FlashAttention rewrites this so the N-by-N matrix is never materialized in HBM at all. It tiles the computation: load a block of Q and a block of K into SRAM, compute the partial scores, apply a numerically careful tile-wise softmax (which requires tracking running max and sum statistics across tiles), multiply by a block of V, accumulate the output, then load the next K/V block and repeat. The intermediate scores live in SRAM and never see HBM; only the inputs and the final output cross the bandwidth boundary. Same math, identical results, but the data movement drops by a large factor, and on long contexts the speed-up is on the order of two-to-four times for forward passes (with comparable memory savings) and unlocks much longer sequences.

FlashAttention is the canonical example because it shows the principle perfectly: the gain is not from doing less math but from arranging the math so it fits in fast memory.

How this connects to the rest of the track

Section titled “How this connects to the rest of the track”

Two threads tie together. First, FlashAttention and the grouped-query attention of lesson 4 are complementary optimizations: FlashAttention tiles the computation so the full attention matrix never has to be written to slow memory, while GQA shrinks the KV cache; they are orthogonal and combine for long-context inference. Second, fusion is precisely what raises arithmetic intensity from lesson 2 and 5: instead of 2 operations per byte transferred, you get many operations per byte transferred, which is the literal definition of moving from memory-bound toward compute-bound. The hardware lesson said “stage data into fast memory and reuse it”; this lesson is how you actually do that in code.

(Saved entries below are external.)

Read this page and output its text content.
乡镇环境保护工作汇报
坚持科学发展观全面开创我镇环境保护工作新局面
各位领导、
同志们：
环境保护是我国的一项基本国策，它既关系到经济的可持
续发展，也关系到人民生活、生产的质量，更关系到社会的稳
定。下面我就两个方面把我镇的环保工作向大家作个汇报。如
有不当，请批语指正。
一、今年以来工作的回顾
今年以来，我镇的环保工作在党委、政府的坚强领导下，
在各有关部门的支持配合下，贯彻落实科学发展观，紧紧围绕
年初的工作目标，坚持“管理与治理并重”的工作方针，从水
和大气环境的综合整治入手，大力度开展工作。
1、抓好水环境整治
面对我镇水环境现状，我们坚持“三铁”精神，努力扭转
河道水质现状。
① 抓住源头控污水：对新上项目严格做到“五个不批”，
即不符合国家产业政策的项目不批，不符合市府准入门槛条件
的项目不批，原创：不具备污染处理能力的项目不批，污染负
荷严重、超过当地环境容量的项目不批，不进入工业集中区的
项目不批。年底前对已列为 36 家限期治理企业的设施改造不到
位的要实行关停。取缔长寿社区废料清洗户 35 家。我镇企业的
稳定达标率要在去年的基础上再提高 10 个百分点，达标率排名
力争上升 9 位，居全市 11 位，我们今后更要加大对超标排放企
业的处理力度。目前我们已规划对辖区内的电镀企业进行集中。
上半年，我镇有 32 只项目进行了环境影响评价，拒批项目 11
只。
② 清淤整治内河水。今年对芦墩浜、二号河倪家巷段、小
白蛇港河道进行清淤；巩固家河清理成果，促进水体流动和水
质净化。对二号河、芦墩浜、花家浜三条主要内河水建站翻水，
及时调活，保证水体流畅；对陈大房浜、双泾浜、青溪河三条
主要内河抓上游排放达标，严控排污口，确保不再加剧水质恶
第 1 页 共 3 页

Two lessons stick. First, when you read a paper or release that reports a large speed-up over a baseline, the answer is almost always a fused kernel, not new math. Knowing that demystifies most of the headline performance improvements in the field, and lets you read them critically: the gain is from data movement, not from a better algorithm. Second, fusion is no longer an exotic skill. Triton brings custom kernels within reach for any practitioner who has Python, and XLA gives you a lot of the benefit for free if you use a graph compiler. Modern from-scratch model work assumes you will reach for one or the other when stock kernels leave performance on the table, and it expects you to recognize when that is happening. The systems half of an LLM build is, in large part, fusion-aware code.

  • A kernel is GPU code for one operation. PyTorch’s standard ops are kernels (often from cuBLAS/cuDNN). Custom kernels matter when stock ones don’t cover your case well, or when you want to fuse several operations into one.
  • Fusion is the single biggest lever for memory-bound code. Two sequential ops mean two HBM round-trips; fused they keep the intermediate in SRAM/registers and round-trip once. Arithmetic intensity rises; memory-bound chains become much less memory-bound.
  • Triton writes kernels in Python. OpenAI’s language/compiler that lets you express block-level GPU code while the compiler handles warp scheduling, register allocation, and SRAM tiling. Modern fast attention, fused norms, and MoE dispatch are often written in Triton.
  • XLA fuses a graph for you. A compiler (used by JAX, TF, and torch-compile) that analyzes a graph of standard ops and emits fused kernels automatically. You trade some control for free fusion across the model.
  • FlashAttention is the canonical example. It tiles attention so the N-by-N scores matrix never sits in HBM; intermediates live in SRAM. Same math, large speed-ups (2-4x forward) and large memory savings; unlocks long contexts.
  • Fusion is the code-level mechanism that raises arithmetic intensity and moves operations from memory-bound toward compute-bound, the principle lessons 2 and 5 named in the abstract.

Most “X is faster” claims in the systems half of LLM work are really “we fused these ops so the data stays in fast memory.” Triton lets you write that fusion; XLA lets a compiler do it; FlashAttention is the famous case. The math doesn’t change; the data movement does, and that is most of the speed.